The chilling reality behind six-word text message

Text me when you get home.

It's a simple message we've all received from a worried loved one when parting with friends after a night out.

But now in the wake of the horrific murder of Sarah Everard in the UK, women are using the six simple words to reveal the reality of how unsafe they feel in their daily lives.

Ms Everard's body was found last week after she disappeared while walking home from a friend's house at night on March 3.

A Metropolitan Police officer was charged with the kidnap and murder of the 33-year-old as her remains were found in a builder's bag in the woods.

In a haunting post online, Instagram influencer Lucy Mountain detailed the reality for women walking at night, saying they have all shared live locations, changed their shoes, held keys between their fingers, made either real or fake phone calls, tucked their hair into their coats, ran down dark roads and theorised escape routes.

Undated family handout of missing woman Sarah Everard.
Sarah Everard disappeared while walking home from a friend's house on March 3. Source: AAP

Women must be 'hyper-conscious of safety'

"I feel like my words can't do justice to how many women are feeling right now," she said in an Instagram post.

"I haven't been able to stop thinking about Sarah Everard and how a woman was not allowed to walk home. It's unbearable.

"I've also felt a deep sense of connection between myself and other women this week. I've had conversations about how being hyper-conscious of our safety is just something we've done throughout our entire lives.The deep sense of connection is one of fear."

Ms Mountain added the safety precautions women took were "insidious" because they were just engrained behaviours women had picked up since they were young because because "that's just the way it is".

"Text me when you get home is a standard procedure amongst women. Auto-pilot," she said in the powerful post.

"I wish more men understood that we cannot walk alone at night with headphones in.

"That whenever we get in Ubers, there’s the lingering thought this could be it. That whenever you say ‘they’re just being friendly’, you are part of the problem.

"That whenever we walk past groups of men, our heart beats a little bit faster. That whenever we shout back at sexual harassment in the street, we take yet another gamble at risking our safety."

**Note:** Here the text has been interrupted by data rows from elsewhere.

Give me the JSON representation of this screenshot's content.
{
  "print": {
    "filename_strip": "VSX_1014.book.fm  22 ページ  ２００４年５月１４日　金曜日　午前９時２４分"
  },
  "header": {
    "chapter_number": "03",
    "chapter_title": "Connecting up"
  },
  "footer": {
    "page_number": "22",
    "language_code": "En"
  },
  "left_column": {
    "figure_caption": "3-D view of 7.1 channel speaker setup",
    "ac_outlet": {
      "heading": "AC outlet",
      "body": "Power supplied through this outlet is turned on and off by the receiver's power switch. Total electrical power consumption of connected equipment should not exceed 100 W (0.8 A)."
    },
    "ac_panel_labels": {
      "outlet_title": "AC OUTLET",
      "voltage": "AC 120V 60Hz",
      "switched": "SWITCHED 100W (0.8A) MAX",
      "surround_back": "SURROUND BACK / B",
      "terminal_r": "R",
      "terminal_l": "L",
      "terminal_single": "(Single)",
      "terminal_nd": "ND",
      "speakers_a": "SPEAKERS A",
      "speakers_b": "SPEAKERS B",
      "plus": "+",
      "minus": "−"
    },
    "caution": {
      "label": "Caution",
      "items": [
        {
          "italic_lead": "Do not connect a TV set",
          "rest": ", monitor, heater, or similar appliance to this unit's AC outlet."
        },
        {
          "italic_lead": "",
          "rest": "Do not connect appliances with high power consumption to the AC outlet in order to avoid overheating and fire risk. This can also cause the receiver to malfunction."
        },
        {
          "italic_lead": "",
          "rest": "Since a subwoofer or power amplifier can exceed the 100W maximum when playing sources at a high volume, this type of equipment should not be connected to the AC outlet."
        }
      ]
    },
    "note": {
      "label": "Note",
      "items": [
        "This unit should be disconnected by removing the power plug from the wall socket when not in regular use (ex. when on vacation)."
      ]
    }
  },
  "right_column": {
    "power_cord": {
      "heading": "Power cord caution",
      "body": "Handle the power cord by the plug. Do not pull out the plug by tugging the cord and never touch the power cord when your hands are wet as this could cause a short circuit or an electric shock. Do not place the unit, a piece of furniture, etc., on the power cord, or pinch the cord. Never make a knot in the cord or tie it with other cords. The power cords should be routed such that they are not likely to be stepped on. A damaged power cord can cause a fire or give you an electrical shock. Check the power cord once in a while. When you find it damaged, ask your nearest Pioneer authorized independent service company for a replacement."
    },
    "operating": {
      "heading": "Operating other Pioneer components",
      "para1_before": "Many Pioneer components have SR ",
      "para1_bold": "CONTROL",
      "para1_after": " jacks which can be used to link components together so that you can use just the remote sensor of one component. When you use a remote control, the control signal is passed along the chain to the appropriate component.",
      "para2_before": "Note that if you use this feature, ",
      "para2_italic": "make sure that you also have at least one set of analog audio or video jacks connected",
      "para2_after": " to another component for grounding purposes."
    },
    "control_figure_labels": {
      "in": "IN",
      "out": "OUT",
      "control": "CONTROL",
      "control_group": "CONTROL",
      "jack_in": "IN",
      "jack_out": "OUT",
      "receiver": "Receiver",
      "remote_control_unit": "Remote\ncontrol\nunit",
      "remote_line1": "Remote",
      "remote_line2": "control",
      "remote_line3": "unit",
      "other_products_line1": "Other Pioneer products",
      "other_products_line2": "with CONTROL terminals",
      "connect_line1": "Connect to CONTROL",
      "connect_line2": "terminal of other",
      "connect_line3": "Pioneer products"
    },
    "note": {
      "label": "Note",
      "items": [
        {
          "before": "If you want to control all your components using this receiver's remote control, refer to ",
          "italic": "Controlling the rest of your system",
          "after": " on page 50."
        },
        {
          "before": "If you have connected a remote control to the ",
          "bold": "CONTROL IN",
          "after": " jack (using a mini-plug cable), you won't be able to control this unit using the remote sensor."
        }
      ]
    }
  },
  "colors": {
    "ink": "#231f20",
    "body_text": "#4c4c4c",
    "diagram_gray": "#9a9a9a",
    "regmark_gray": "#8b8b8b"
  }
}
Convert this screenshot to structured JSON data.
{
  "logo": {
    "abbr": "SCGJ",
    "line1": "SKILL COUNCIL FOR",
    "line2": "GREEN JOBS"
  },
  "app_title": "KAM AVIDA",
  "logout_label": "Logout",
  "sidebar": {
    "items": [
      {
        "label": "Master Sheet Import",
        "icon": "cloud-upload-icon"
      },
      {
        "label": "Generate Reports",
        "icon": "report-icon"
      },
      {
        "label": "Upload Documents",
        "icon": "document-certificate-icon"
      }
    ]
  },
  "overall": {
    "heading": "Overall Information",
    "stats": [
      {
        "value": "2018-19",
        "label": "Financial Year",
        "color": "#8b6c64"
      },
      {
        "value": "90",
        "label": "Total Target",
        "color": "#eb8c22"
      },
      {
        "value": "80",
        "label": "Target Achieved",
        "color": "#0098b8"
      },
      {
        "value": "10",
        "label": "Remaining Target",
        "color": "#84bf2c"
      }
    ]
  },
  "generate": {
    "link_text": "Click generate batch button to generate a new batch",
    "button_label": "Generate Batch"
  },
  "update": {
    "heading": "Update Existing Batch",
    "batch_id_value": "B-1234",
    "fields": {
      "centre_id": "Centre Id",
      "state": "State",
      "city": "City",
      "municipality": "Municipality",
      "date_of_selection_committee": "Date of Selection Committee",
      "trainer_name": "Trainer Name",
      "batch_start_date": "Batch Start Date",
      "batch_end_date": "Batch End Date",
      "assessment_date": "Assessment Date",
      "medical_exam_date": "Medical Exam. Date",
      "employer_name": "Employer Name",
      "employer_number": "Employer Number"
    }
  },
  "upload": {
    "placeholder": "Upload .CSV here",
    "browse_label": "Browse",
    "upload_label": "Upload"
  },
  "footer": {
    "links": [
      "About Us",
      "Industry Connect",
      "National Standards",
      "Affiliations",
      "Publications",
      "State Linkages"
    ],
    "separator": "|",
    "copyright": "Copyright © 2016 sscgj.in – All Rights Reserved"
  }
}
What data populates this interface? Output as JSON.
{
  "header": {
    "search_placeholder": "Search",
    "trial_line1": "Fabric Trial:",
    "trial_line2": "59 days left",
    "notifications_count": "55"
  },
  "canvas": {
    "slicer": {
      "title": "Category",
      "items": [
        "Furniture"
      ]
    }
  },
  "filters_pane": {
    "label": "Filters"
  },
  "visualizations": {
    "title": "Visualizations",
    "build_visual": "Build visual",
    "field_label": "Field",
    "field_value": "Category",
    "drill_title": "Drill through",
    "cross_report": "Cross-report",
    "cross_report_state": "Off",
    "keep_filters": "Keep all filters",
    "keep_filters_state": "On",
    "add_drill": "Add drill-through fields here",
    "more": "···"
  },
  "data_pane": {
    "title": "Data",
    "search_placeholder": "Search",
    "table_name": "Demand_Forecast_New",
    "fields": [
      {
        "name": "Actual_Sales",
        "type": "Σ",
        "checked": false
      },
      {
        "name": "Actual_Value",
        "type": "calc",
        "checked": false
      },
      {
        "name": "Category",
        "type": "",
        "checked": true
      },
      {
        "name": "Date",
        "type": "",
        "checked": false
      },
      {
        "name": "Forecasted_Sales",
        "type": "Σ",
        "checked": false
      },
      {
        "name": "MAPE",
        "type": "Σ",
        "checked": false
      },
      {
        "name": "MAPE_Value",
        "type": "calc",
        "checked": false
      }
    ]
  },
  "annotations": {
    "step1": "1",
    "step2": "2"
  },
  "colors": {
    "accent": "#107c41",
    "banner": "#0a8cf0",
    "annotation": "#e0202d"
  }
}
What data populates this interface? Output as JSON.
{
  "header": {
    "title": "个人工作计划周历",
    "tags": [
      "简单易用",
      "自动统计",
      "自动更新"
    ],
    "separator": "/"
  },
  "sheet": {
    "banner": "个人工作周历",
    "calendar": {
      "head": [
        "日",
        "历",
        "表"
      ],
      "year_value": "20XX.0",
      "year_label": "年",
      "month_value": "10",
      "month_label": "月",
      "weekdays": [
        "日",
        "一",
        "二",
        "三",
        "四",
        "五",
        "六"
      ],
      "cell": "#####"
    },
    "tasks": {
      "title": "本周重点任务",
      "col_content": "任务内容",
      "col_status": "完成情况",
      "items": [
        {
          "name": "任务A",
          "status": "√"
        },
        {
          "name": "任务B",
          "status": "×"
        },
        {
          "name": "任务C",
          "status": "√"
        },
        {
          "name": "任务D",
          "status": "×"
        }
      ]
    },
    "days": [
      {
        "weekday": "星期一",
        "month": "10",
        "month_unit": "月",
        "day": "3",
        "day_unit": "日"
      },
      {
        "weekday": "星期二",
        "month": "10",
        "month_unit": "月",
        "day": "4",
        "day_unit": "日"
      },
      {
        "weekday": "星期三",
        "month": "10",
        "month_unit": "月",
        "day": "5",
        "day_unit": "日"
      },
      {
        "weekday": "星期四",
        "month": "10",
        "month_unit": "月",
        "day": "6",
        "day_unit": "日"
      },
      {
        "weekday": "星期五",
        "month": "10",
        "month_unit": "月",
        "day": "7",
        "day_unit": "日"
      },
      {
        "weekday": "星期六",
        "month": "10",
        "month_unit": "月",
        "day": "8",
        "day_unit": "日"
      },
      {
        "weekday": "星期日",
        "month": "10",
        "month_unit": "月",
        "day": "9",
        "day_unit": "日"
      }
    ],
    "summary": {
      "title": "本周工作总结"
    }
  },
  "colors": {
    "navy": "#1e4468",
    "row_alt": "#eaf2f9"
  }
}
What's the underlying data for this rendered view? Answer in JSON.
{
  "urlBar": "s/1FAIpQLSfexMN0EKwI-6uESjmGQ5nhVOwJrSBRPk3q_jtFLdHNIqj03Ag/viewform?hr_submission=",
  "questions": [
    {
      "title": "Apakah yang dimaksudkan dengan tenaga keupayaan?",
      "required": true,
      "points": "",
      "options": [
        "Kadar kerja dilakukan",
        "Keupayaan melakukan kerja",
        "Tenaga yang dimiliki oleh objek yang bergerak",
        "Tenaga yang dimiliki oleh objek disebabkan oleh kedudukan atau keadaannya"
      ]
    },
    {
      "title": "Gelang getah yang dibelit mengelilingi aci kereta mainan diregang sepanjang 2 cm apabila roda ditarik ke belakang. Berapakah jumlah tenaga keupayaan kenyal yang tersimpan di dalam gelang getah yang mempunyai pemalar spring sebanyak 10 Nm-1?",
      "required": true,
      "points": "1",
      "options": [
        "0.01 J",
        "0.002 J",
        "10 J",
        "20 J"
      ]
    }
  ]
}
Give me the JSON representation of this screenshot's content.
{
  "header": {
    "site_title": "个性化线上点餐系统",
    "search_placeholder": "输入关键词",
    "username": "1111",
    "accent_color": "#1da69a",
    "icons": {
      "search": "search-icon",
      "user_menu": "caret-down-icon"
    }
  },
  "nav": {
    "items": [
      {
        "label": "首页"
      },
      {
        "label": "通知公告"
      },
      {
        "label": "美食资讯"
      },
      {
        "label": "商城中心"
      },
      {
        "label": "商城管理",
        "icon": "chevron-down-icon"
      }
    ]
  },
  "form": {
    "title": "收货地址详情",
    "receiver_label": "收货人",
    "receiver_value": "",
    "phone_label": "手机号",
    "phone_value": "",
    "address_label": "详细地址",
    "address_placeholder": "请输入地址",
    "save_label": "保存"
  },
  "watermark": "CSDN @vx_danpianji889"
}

Ms Mountain ended her post with a poignant plea to people to stop harassing women and victim-blaming, and stated women should be allowed to walk home.

The influencer's post resonated with women around the world, with one tweeting she and her friends take the safety precautions without even thinking twice.

"No one sleeps till the last person is home in the taxi," the woman wrote on Twitter.

"To be honest, I started to cry reading ‘we have all tucked our hair into our coats’. I thought this was just me! How devastating," another said on Instagram.

Australia protests gendered violence

Outrage over Ms Everard's death comes as people in Australia are protesting to demand action on gendered violence in the wake of rape allegations that have rocked Parliament House.

Tens of thousands of people across the country took part in the March4Justice rally that Prime Minister Scott Morrison refused to attend.

Mr Morrison said the march was a "triumph of democracy".

Protesters hold up signs during the Women's March 4 Justice in Canberra.
Prostesters during the March 4 Justice rally in Canberra. Source: AAP

"Not far from here such marches, even now, are being met with bullets, but not here in this country," he said.

Mr Morrison's speech fired up Labor leader Anthony Albanese who had attended the rally with a strong contingent of party colleagues, along with the Greens and independents.

"What I saw outside was passionate women who are angry," he said.

"They are angry about what's happened to them, they're angry about what's happened to their mothers, their grandmothers, their sisters, their daughters and their granddaughters."

Women's March4Justice founder Janine Hendry said the prime minister's offer of a meeting with just three women was not enough.